Constitué du guitariste Marc Ribot, du bassiste/multi instrumentiste Shahzad Ismaily et du batteur Ches Smith, le trio Ceramic Dog a conçu « Hope », un album qui évoque l’étonnante période que le monde a traversé et traverse encore
Ce n’est certes pas avec « Hope » (Enja /Yellow Bird/L’Autre Distribution) à sortir le 25 juin 2021 que l’on va pouvoir inscrire Marc Ribot et ses acolytes de Ceramic Dog dans une catégorie. Nul ne s’en plaindra et d’ailleurs il serait vain de tenter de discriminer si le troisième album du groupe est plutôt jazz que rock, s’il se promène dans les territoires funk ou folk, reggae ou cool. L’essentiel en revanche est bien de dire, voire même de crier haut et fort encore une fois que la musique de Ceramic Dog étonne, interpelle, emballe littéralement car elle porte en elle une vie et un message qu’elle transmet sans filtre.

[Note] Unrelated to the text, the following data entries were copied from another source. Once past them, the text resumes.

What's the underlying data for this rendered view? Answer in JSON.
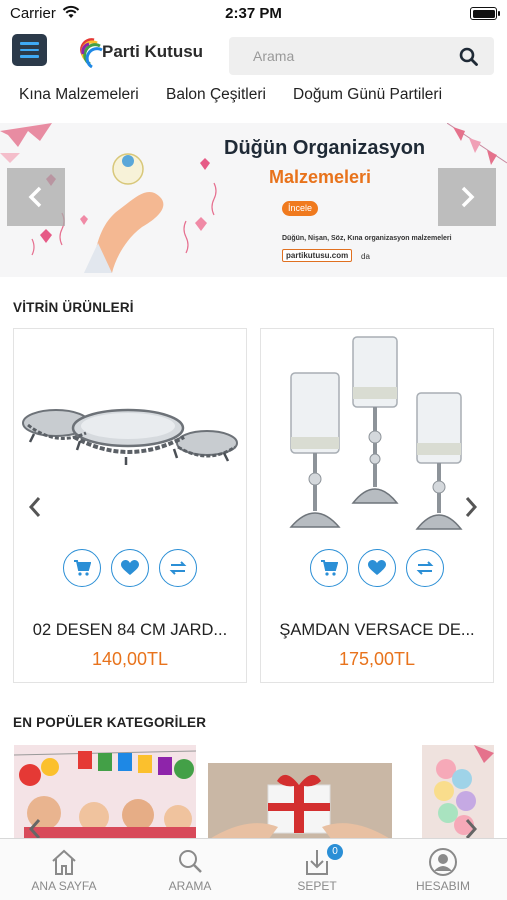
{
  "status_bar": {
    "carrier": "Carrier",
    "time": "2:37 PM"
  },
  "header": {
    "logo_text": "Parti Kutusu",
    "search_placeholder": "Arama"
  },
  "categories": [
    "Kına Malzemeleri",
    "Balon Çeşitleri",
    "Doğum Günü Partileri"
  ],
  "banner": {
    "title": "Düğün Organizasyon",
    "subtitle": "Malzemeleri",
    "button": "İncele",
    "description": "Düğün, Nişan, Söz, Kına organizasyon malzemeleri",
    "url": "partikutusu.com",
    "url_suffix": "da"
  },
  "showcase": {
    "title": "VİTRİN ÜRÜNLERİ",
    "products": [
      {
        "name": "02 DESEN 84 CM JARD...",
        "price": "140,00TL"
      },
      {
        "name": "ŞAMDAN VERSACE DE...",
        "price": "175,00TL"
      }
    ]
  },
  "popular": {
    "title": "EN POPÜLER KATEGORİLER"
  },
  "tabbar": {
    "items": [
      {
        "label": "ANA SAYFA",
        "icon": "home-icon"
      },
      {
        "label": "ARAMA",
        "icon": "search-icon"
      },
      {
        "label": "SEPET",
        "icon": "cart-download-icon"
      },
      {
        "label": "HESABIM",
        "icon": "account-icon"
      }
    ],
    "cart_badge": "0"
  },
  "colors": {
    "accent_blue": "#2b8fd6",
    "price_orange": "#e8731c",
    "menu_bg": "#2b3a4a"
  }
}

« Hope », une musique sans complaisance imprégnée de fureur, de résistance et de refus mais surtout, une partition porteuse d’espoir comme le signifie son titre. « Hope », une potion musicale déconfinée comme un remède contre la déprime.
Contexte
Quand mai 2020 est arrivé, Marc Ribot a commencé à trouver qu’être déprimé était déprimant. Il « n’avai[t] pas vu [s]es partenaires depuis février ». Les membres du trio se sont donc retrouvés au studio Figure 8 (le studio de Shahzad Ismaily) pour enregistrer ce qui allait devenir « Hope ». Certes l’album restitue des instantanés de la vie en période de pandémie et reflète les incertitudes de notre époque mais sur chaque morceau est perceptible ce qui relie les membres du trio Ceramic Dog, la passion de jouer ensemble depuis 2008.
Certains des enregistrements précédents de Marc Ribot sont plus immédiatement politiques. Ainsi le dernier disque du guitariste « Songs of Resistance 1942-2018 », paru en 2018 est profilé 100% agitprop, sans culpabilité aucune. Quant à « YRU Still Here? » de Ceramic Dog paru la même année, il comporte l’intense et poignant Muslim Jewish Resistance et le punky Fuck La Migra. Ainsi, pour Ches Smith, « cet album, contrairement au précédent, donne plus l’impression d’un burnout politique ».
L’enregistrement
Dès l’entrée en studio, le groupe a mis en place un lourd protocole sanitaire : se laver les mains, et jouer bien éloignés les uns des autres. Si éloignés qu’ils ne se voyaient même pas pendant l’enregistrement. Ils ont eu à cœur d’éviter que l’état des poumons du bassiste –déjà bien abîmés- n’empire et que cela ne compromette plus encore sa santé. Mais grâce aux compétences techniques du bassiste, ils s’entendaient d’une manière parfaite et presque inédite.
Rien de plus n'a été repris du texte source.